As does every study, this study had methodological limitations. A standardized screening tool, the BJMHS, was used to investigate the percentage of detainees who most probably suffered from a serious mental condition. The highest standard for the assessment of mental health conditions is a diagnostic interview such as the SCID. The SCID was not applied for two reasons, however. According to the experience of both police and health care staff, persons held in police cells are not inclined to comply with a lengthy interview because of anger about the detainment and feelings of stress and uncertainty concerning the subsequent legal procedure. Moreover, the longer the interview, the higher the chance that the detainee is removed for interrogation or transfer to court, resulting in incomplete data and attrition.

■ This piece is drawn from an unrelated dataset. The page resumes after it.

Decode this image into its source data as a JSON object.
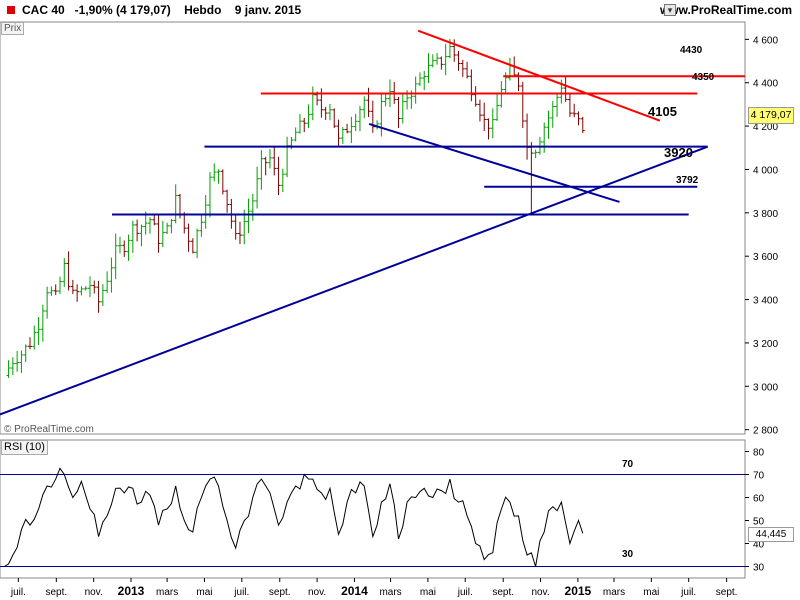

Another concern was the representativeness of the interviewed detainees. The response rate (66%) was considerable, but the possibility that BJMHS outcomes differed among participants and nonparticipants cannot be excluded, which may limit the representativeness of results. At least with regard to age and gender, no significant differences between participating and nonparticipating detainees were found. Future research should attempt to also collect information on detainees’ education level, prior incarceration, or primary language for the purpose of a more meaningful analysis of nonresponse.
Conclusions
Our findings have implications for those responsible for providing mental health services to police detainees and for policy makers in the area of public mental health. The high number of detainees with a positive screen for mental illness raises the question whether a standardized mental health assessment of every person coming into police custody is worthwhile. Systematic screening of police detainees could facilitate the identification of those who have lost contact with their mental health service providers in the community and could help to redirect these individuals to treatment.
Continuity of treatment can prevent persons with mental illness from cycling through the criminal justice and mental health systems and can benefit the public health and legal systems. Furthermore, standardized screening might help to improve patient safety in police custody, with those in need of referral obtaining attention for their mental health issues quickly after arrest. Systematic screening of all incoming detainees might also increase the safety of police and health care staff, who often face aggression and violence from detainees who have mental disorders or who are intoxicated. The benefits and costs of such a systematic approach should be carefully evaluated, given that it also would increase the workload of those involved in the care of police detainees.
Acknowledgments and disclosures
This study was supported by institutional funds provided by the Amsterdam Public Health Service. The authors thank the Amsterdam-Amstelland police force for enabling this research.
The authors report no competing interests.